La corrente di Junts che ha votato per uscire dal governo è stata in particolare quella più vicina alla presidente del partito, Laura Borràs, una convinta indipendentista: secondo Borràs adesso il governo di Aragonès non ha una «legittimità democratica» e spetterebbe al parlamento regionale decidere se potrà continuare a governare. Dal canto suo, sabato Aragonès ha fatto sapere che avrebbe lavorato per costruire nuove alleanze e cercato «la strada dell’ampio consenso» per «assicurare la stabilità delle istituzioni». Nel suo annuncio non aveva fatto alcun riferimento alla questione dell’indipendenza.

Per ora ci si aspetta che lunedì Aragonès nomini ufficialmente i sette nuovi consiglieri che prenderanno il posto di quelli di Junts, tra cui ci saranno anche tre indipendenti: Gemma Ubasart, professoressa universitaria ed ex segretaria di Podemos in Catalogna, che sarà nominata responsabile del dipartimento di Giustizia; Quim Nadal, ex sindaco di Girona ed ex leader del Partito dei Socialisti di Catalogna (PSC) nel parlamento catalano, come consigliere per le Università; e al dipartimento dei Diritti Sociali Carles Campuzano, ex deputato di Convergència i Unió, ex coalizione di centro.

Nella Generalidad catalana, cioè il governo della regione, ERC dispone attualmente di appena 33 seggi su 135, pur essendo la delegazione più numerosa. Per questo è possibile che, a seconda delle future alleanze, la Catalogna finisca a essere governata da forze anche non indipendentiste per la prima volta dopo moltissimo tempo.
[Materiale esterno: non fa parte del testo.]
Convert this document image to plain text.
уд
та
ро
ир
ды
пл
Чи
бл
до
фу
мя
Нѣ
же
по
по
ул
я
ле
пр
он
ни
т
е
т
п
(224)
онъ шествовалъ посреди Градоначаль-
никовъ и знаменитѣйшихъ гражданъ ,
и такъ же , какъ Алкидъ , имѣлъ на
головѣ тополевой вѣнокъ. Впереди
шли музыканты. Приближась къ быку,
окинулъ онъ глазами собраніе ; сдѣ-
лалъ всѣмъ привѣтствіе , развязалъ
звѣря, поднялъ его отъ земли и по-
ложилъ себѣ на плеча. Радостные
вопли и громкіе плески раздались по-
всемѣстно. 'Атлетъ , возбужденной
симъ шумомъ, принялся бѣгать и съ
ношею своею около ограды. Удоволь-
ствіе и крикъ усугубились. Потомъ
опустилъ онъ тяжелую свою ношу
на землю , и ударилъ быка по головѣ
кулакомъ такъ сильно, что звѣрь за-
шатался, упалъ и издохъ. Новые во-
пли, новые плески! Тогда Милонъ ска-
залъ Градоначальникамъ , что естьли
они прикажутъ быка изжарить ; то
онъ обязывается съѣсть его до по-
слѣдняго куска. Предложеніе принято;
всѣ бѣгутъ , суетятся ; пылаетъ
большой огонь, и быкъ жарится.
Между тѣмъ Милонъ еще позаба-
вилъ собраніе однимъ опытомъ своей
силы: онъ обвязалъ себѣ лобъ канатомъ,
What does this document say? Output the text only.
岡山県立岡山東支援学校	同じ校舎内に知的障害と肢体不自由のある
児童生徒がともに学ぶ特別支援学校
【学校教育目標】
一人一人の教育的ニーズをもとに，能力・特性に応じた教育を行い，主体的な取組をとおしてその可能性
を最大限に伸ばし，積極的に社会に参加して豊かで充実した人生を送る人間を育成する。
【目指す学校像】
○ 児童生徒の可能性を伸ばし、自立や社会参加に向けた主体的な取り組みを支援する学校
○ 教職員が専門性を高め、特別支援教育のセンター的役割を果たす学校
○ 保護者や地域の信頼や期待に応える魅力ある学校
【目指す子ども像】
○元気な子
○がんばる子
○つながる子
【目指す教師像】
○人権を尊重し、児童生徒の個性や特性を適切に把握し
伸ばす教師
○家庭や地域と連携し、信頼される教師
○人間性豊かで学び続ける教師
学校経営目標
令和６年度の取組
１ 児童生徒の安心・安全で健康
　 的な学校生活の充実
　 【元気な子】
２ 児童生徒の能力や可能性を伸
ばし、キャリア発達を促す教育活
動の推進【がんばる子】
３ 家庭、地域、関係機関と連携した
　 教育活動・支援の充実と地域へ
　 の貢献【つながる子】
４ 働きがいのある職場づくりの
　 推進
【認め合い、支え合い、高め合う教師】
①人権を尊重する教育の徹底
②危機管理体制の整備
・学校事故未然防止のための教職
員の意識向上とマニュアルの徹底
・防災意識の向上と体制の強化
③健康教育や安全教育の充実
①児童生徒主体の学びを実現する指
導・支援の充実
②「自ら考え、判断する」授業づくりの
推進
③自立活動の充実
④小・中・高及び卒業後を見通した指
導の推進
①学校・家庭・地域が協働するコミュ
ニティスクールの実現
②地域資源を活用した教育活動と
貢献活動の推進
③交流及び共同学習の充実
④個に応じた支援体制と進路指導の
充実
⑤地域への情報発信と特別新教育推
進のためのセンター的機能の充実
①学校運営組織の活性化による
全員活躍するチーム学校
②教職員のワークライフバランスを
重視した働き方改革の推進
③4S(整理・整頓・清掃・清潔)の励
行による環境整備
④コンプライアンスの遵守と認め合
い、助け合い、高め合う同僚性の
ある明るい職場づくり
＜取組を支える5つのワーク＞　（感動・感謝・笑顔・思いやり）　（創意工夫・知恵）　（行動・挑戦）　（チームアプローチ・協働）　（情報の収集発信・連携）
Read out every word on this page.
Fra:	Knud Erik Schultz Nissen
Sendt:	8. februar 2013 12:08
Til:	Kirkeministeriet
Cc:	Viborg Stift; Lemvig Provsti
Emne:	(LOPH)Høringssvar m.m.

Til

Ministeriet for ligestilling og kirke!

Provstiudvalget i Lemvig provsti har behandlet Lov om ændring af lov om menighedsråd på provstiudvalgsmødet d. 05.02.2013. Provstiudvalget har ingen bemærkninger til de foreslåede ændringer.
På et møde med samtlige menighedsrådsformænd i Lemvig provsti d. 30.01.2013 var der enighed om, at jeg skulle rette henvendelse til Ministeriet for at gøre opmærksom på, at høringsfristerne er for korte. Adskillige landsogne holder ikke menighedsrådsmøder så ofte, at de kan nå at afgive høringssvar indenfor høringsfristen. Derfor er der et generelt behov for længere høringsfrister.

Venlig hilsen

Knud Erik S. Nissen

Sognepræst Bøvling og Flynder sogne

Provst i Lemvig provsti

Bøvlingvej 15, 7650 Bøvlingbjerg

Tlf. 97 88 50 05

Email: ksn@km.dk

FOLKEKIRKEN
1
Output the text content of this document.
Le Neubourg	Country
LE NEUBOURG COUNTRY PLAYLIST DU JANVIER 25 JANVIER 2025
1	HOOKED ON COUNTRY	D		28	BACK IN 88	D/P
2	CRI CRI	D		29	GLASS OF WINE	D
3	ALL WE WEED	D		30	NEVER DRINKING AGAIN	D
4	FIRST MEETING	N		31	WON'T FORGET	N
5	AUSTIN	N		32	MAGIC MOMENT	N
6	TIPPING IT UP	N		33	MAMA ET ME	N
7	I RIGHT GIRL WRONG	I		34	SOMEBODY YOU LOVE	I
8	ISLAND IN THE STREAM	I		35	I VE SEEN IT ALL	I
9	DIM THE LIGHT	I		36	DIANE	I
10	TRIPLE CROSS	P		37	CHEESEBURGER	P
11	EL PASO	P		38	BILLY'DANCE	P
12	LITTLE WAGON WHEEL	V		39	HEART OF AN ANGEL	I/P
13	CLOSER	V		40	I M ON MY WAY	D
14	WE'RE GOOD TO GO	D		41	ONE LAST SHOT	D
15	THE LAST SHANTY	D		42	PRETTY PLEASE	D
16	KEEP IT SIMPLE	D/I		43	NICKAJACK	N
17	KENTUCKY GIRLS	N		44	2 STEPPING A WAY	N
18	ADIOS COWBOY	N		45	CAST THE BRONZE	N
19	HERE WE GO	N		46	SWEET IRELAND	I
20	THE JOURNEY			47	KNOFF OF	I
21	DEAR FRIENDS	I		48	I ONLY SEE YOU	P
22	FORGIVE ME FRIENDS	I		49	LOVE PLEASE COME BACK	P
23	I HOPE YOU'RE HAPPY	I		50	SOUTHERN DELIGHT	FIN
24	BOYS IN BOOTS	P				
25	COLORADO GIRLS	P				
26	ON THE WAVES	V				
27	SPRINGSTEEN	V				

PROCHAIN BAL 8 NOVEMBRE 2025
Secondo quanto scrive El País si sono detti disposti a fare alleanze sia il PSC, cioè la versione locale del Partito Socialista, sia En Comú Podem, una coalizione di orientamento progressista che dipende da Unidas Podemos.

– Leggi anche: L’indipendentismo in Catalogna cinque anni dopo il referendum

Cinque anni fa, il 1° ottobre del 2017, in Catalogna si era tenuto il contestato e illegale referendum per l’indipendenza dalla Spagna, che ancora oggi è una delle questioni più rilevanti e controverse non soltanto in Catalogna, ma in tutto il paese. Negli anni successivi al referendum, tuttavia, il numero dei catalani favorevoli all’indipendenza è sceso costantemente e il movimento indipendentista si è frammentato, con il risultato che l’iniziativa politica dei secessionisti ha perso almeno in parte la sua spinta.

Questo non significa che le istanze indipendentiste si siano esaurite: sono anzi ancora fortissime in tutta la Catalogna. Il contesto politico che nel 2017 portò al referendum illegale e alla dichiarazione di indipendenza unilaterale però è ormai molto lontano, e le forze politiche attualmente al potere, sia in Spagna sia in Catalogna, stanno cercando faticosamente di instaurare un dialogo sulla questione dell’autonomia della regione.

Da oltre un anno il primo ministro spagnolo Pedro Sánchez e Aragonès hanno iniziato a organizzare incontri periodici tra una delegazione spagnola e una catalana. Sánchez non ha intenzione di concedere alla Catalogna l’indipendenza, ma soltanto di trattare su ulteriori livelli di autonomia; Aragonès invece rimane un convinto indipendentista, che però non vuole organizzare un referendum secessionista che non sia legale e concordato con il governo.

In questo periodo gli alleati del governo catalano si erano scontrati proprio sulla questione delle relazioni con la Spagna, con Junts che aveva sostenuto le iniziative unilaterali e ha rivendicato di essere l’unico partito catalano davvero orientato a ottenere l’indipendenza.